Some strategists say the market will have a hard time breaking out of its current range, but it continues to trade persistently higher with the S&P 500 ending Monday up 10 points at 2,110, a new closing high for 2016.

"We're right at the top of the range for stocks," said John Canally, market strategist and economist at LPL Financial.

"We're at the 2,111 level that we have not cracked like eight or nine times. If the Fed is going to take a slow-go approach, that's going to benefit bonds."

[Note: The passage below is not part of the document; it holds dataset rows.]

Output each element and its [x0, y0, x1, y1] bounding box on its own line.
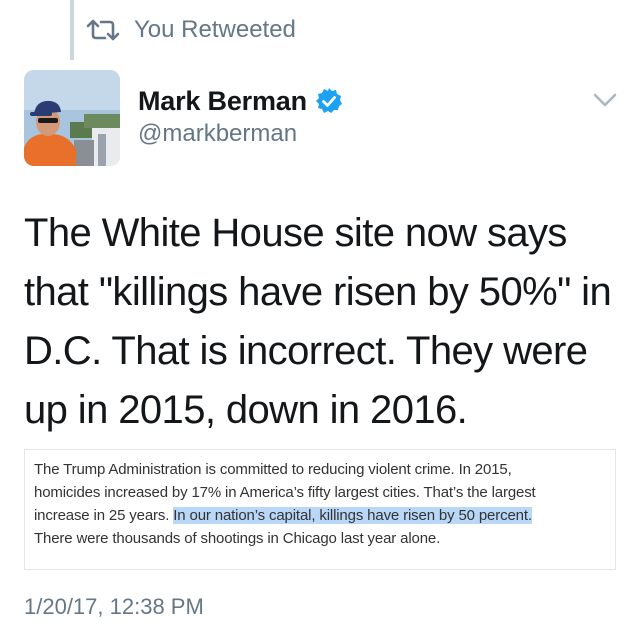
retweet-label: You Retweeted: [134, 16, 296, 43]
highlighted-text: In our nation’s capital, killings have r…: [173, 507, 532, 524]
author-handle[interactable]: @markberman: [138, 120, 343, 148]
retweet-context: You Retweeted: [86, 14, 296, 46]
screenshot-text-line: increase in 25 years. In our nation’s ca…: [34, 504, 606, 527]
tweet-text-line: up in 2015, down in 2016.: [24, 388, 468, 432]
retweet-icon: [86, 19, 120, 41]
screenshot-text-line: There were thousands of shootings in Chi…: [34, 530, 441, 547]
profile-photo: [24, 70, 120, 166]
chevron-down-icon[interactable]: [592, 90, 618, 110]
screenshot-text-plain: increase in 25 years.: [34, 507, 174, 524]
tweet-text-line: The White House site now says: [24, 211, 567, 255]
tweet-timestamp[interactable]: 1/20/17, 12:38 PM: [24, 594, 204, 620]
author-block: Mark Berman @markberman: [138, 84, 343, 148]
verified-badge-icon: [315, 88, 342, 113]
author-name[interactable]: Mark Berman: [138, 86, 307, 117]
avatar[interactable]: [24, 70, 120, 166]
tweet-text-line: that "killings have risen by 50%" in: [24, 270, 612, 314]
screenshot-text-line: homicides increased by 17% in America’s …: [34, 484, 536, 501]
tweet-text: The White House site now says that "kill…: [24, 204, 624, 440]
attached-screenshot[interactable]: The Trump Administration is committed to…: [24, 449, 616, 570]
screenshot-text-line: The Trump Administration is committed to…: [34, 461, 512, 478]
tweet-text-line: D.C. That is incorrect. They were: [24, 329, 588, 373]
thread-line: [70, 0, 74, 60]
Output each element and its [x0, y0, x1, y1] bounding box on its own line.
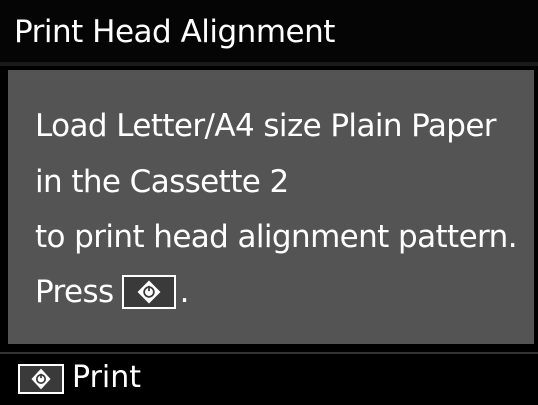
message-line-4: Press . — [35, 272, 189, 312]
title-bar: Print Head Alignment — [0, 0, 538, 66]
start-diamond-icon — [137, 280, 161, 304]
message-line-2: in the Cassette 2 — [35, 164, 289, 200]
start-button-icon — [121, 275, 176, 309]
print-action-label: Print — [72, 360, 142, 395]
title-divider — [0, 62, 538, 66]
message-panel: Load Letter/A4 size Plain Paper in the C… — [8, 70, 534, 344]
message-line-3: to print head alignment pattern. — [35, 219, 518, 255]
message-line-1: Load Letter/A4 size Plain Paper — [35, 108, 497, 144]
footer-bar: Print — [0, 352, 538, 405]
start-button[interactable] — [18, 364, 64, 394]
printer-lcd-screen: Print Head Alignment Load Letter/A4 size… — [0, 0, 538, 405]
start-diamond-icon — [31, 368, 51, 390]
page-title: Print Head Alignment — [14, 14, 335, 50]
press-period: . — [179, 274, 190, 310]
press-text: Press — [35, 274, 114, 310]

Canally said a lot of investors are neutral and don't know which way to jump. "Is the Fed hiking rates, or not hiking rates, the catalyst for stocks? Does the market want them to raise rates? That's an interesting question. I don't know the answer, and the market has moved on both," he said.

Canally said, like him, a lot of investors are waiting to buy the dips, and there's some concern they are not going to be positioned if there should be a sharp move to the upside. "It's a very, very range-bound market. Most people are waiting around, like we are, to buy the dips as soon as there's a 5 percent dip," he said. "I think too many people are in the neutral camp. The Fed and Brexit are the two big fundamental catalysts and we do need to see some follow-through in earnings."

Ari Wald, Oppenheimer technical analyst, said the stock market acts like it's going to break out. "No real damage has been done of late and we obviously rallied. I'm encouraged by how we rallied. We really have seen the leadership work down the capitalization ladder. ... Usually when you see strength across capitalizations, it tends to characterize rallies that are likely to continue. We think the S&P is continuing to set up new rally highs."

The Russell 2000 index of small-cap stocks ended higher at 1,176, a gain of 1 percent Monday.

In the bond market, yields moved temporarily lower as Yellen spoke. The Fed sensitive two-year yield was at 0.80 percent late in the day, barely changed. Rate hike expectations, based on Fed funds futures, fell after Yellen spoke. Odds for a July rate hike fell to 28 percent for July, from 33 percent before Yellen spoke. Those odds were 63 percent for July before the May jobs report.

Art Hogan, chief market strategist of Wunderlich Securities, said a case could be made for the market to remain trapped — with the S&P in a range between about 2,088 and 2,120, until there is more evidence on the economy. "You've got a conundrum of confusion in economic data right now. If you look over the past two weeks, everything was positive except for jobs creation," he said.

Analysts said the Fed's meeting next week could help clarify its forecasts on interest rates and the economy, which are released after the meeting. The Fed expects two rate hikes this year, and the market basically expects to see that view unchanged, for now.

That leaves Brexit, the U.K. vote on leaving the European Union on June 23, as the next big event.

"Your near-term black swan is that vote. The market is dead convinced they'll remain. If they leave, it's going to be bad. It'll inflate the value of Treasurys. It will inflate gold. Stocks will sell off. Markets have just not priced that in," said Canally.

Besides productivity data, there is consumer credit at 3 p.m. Tuesday and the auction of three-year notes at 1 p.m. EDT.